For information about reserving a burial plot, call (513) 777-8765 or email Sue Whitaker.
These responsibilities fall within our Community Services Department.
6425 West Chester Road, West Chester, OH 45069
The West Chester Cemetery (also known as Brookside Cemetery) is located on West Chester Road and is approximately 12 acres.
The cemetery's beginnings were as a family graveyard owned by the James Cummins family. As in many cases in the mid-1800s, the family graveyard became a community cemetery because James Cummins sold off family plots to townspeople and families with little property available for the burial of their loved ones.
In 1870, Trustees purchased additional property from James Cummins' grandson. The 12.66-acre parcel cost $1,965 and its boundaries were based upon a double ash tree and black walnut stump.
The name Brookside was derived from the brook (a branch of the East Fork of the Mill Creek) that curves around the bottom of the hill on the northwest corner.
Points of interest:
- The "chapel" was built in the late 1870s and was used during inclement weather to host funerals. The wide doorways were built to accommodate a coffin.
- A second flagpole in the cemetery commemorates seven unknown soldiers from World War I. Communities around the country were asked to offer this commemoration. Memorial Day ceremonies are held near this spot each year.
- The Beckett family area includes the grave of John Beckett, the only American Revolutionary War veteran buried in the cemetery.
- The oldest known grave in the cemetery belongs to Nancy (Legg) McMacken, daughter-in-law of James McMacken. She died in 1820 at the age of 27. There may be older graves, but some stones are unreadable.

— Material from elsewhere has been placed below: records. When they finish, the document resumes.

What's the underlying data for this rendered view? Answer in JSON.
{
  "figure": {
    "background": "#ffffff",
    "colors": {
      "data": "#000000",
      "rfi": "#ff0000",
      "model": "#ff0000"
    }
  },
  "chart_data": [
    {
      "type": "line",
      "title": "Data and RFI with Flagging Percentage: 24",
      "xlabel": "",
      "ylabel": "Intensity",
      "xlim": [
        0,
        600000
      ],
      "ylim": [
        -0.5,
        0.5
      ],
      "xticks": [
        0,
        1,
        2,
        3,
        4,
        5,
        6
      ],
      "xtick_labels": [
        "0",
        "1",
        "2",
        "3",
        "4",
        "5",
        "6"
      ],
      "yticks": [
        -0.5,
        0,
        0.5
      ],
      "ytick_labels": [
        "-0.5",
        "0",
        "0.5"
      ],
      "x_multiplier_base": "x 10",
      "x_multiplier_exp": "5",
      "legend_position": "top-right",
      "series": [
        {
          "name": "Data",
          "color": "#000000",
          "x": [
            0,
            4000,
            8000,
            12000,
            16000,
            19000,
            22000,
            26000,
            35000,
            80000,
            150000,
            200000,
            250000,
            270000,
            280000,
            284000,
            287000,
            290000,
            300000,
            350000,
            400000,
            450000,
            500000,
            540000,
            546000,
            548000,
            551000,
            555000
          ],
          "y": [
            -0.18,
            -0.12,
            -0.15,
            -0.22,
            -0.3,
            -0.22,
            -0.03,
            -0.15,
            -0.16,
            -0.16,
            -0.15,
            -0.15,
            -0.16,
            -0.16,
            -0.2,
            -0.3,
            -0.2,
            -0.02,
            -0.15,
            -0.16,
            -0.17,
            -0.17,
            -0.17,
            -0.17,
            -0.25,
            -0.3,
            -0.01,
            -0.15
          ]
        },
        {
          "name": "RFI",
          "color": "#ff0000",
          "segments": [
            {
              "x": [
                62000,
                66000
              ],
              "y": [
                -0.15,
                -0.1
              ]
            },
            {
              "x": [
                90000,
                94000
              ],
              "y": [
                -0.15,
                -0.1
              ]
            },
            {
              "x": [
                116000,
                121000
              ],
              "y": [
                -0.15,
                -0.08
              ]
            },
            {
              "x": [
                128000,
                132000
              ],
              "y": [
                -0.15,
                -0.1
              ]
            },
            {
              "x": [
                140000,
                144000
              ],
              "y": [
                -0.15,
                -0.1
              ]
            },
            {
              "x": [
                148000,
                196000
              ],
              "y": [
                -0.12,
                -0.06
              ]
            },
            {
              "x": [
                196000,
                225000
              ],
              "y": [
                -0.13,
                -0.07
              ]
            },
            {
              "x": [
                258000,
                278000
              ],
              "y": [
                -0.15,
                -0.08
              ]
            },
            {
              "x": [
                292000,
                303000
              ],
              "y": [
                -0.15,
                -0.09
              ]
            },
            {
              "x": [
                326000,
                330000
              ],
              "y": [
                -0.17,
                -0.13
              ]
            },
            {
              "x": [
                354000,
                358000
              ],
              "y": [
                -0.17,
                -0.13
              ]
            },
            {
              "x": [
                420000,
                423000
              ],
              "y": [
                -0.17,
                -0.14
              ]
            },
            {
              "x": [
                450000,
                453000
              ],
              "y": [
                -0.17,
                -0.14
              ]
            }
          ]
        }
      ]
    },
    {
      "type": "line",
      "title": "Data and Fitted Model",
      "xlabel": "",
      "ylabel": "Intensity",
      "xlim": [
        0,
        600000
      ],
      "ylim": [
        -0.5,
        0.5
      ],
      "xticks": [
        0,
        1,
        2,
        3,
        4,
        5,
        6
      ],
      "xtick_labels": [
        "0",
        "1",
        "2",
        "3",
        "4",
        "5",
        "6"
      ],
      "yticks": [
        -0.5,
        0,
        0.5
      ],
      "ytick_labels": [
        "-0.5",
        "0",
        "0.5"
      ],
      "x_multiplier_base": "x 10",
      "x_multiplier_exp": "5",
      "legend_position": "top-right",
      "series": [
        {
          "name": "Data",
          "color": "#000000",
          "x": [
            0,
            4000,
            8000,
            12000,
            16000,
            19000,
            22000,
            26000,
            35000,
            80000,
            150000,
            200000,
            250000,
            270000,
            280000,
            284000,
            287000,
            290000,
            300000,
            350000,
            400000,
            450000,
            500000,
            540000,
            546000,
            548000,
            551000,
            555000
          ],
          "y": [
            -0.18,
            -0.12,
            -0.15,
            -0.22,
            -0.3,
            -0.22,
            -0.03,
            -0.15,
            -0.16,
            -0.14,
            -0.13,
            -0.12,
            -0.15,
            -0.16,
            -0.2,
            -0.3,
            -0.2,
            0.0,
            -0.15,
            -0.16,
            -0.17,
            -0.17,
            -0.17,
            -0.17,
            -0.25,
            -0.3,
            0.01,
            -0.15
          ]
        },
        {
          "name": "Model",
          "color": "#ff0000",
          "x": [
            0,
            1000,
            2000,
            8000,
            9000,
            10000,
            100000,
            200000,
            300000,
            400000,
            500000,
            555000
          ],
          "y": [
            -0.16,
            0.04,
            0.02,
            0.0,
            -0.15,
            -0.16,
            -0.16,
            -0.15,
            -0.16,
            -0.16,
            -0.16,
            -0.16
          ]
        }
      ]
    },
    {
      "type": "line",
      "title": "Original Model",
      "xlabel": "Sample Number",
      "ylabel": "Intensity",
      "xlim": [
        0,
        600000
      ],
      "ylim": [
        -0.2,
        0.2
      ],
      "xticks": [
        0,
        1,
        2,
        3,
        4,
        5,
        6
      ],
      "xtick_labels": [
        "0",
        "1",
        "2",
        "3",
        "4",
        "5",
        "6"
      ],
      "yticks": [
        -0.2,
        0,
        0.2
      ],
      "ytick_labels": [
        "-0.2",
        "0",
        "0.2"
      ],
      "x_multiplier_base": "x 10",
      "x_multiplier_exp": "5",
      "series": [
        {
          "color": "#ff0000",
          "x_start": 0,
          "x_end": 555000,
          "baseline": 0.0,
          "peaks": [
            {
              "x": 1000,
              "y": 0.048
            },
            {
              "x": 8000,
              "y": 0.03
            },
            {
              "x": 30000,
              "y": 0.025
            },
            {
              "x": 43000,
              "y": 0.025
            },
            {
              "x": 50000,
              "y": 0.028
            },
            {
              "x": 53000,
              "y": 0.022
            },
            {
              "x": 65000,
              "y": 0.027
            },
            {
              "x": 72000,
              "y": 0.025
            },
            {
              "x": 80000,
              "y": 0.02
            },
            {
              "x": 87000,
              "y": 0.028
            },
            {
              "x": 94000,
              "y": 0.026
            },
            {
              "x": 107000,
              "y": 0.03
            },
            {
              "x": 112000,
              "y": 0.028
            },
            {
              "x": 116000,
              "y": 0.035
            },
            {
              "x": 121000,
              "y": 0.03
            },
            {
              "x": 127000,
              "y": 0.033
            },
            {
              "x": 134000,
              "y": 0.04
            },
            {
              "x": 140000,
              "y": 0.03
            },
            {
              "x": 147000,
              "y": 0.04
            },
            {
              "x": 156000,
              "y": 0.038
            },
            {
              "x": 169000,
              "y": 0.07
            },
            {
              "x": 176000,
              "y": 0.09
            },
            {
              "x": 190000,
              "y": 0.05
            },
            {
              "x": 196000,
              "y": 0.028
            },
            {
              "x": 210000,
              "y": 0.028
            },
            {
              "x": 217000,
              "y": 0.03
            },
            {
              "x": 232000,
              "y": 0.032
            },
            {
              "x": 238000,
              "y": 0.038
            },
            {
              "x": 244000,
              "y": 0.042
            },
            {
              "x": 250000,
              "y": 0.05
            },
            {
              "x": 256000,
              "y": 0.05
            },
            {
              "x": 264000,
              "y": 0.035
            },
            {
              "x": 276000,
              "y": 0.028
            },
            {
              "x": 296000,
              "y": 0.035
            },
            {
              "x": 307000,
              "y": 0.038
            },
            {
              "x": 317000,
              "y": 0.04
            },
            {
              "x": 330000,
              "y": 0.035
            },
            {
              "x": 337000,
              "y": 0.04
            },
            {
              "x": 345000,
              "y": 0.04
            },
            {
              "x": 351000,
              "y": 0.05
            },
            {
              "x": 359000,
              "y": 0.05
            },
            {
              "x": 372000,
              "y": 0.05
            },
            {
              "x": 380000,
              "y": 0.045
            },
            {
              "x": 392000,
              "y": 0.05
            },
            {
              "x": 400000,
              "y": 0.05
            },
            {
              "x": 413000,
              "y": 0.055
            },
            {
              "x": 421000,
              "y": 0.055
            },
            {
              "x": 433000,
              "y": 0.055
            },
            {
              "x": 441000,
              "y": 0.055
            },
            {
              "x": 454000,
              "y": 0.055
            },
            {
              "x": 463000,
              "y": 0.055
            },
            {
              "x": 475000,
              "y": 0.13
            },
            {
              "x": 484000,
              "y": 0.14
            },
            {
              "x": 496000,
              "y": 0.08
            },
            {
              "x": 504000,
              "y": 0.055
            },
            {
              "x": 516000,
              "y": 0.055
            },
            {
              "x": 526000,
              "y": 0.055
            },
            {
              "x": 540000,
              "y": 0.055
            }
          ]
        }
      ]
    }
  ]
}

- A cylindrical stone bearing an American flag marks the grave of Civil War veteran Walter W. Wharton. Mr. Wharton was the originator of Union Township's Memorial Day ceremonies.
- The cemetery does have a "Potter's Field" for those who were unable to pay for their loved ones' burial. This area lies in a seemingly empty field. Among those buried there is a Civil War veteran.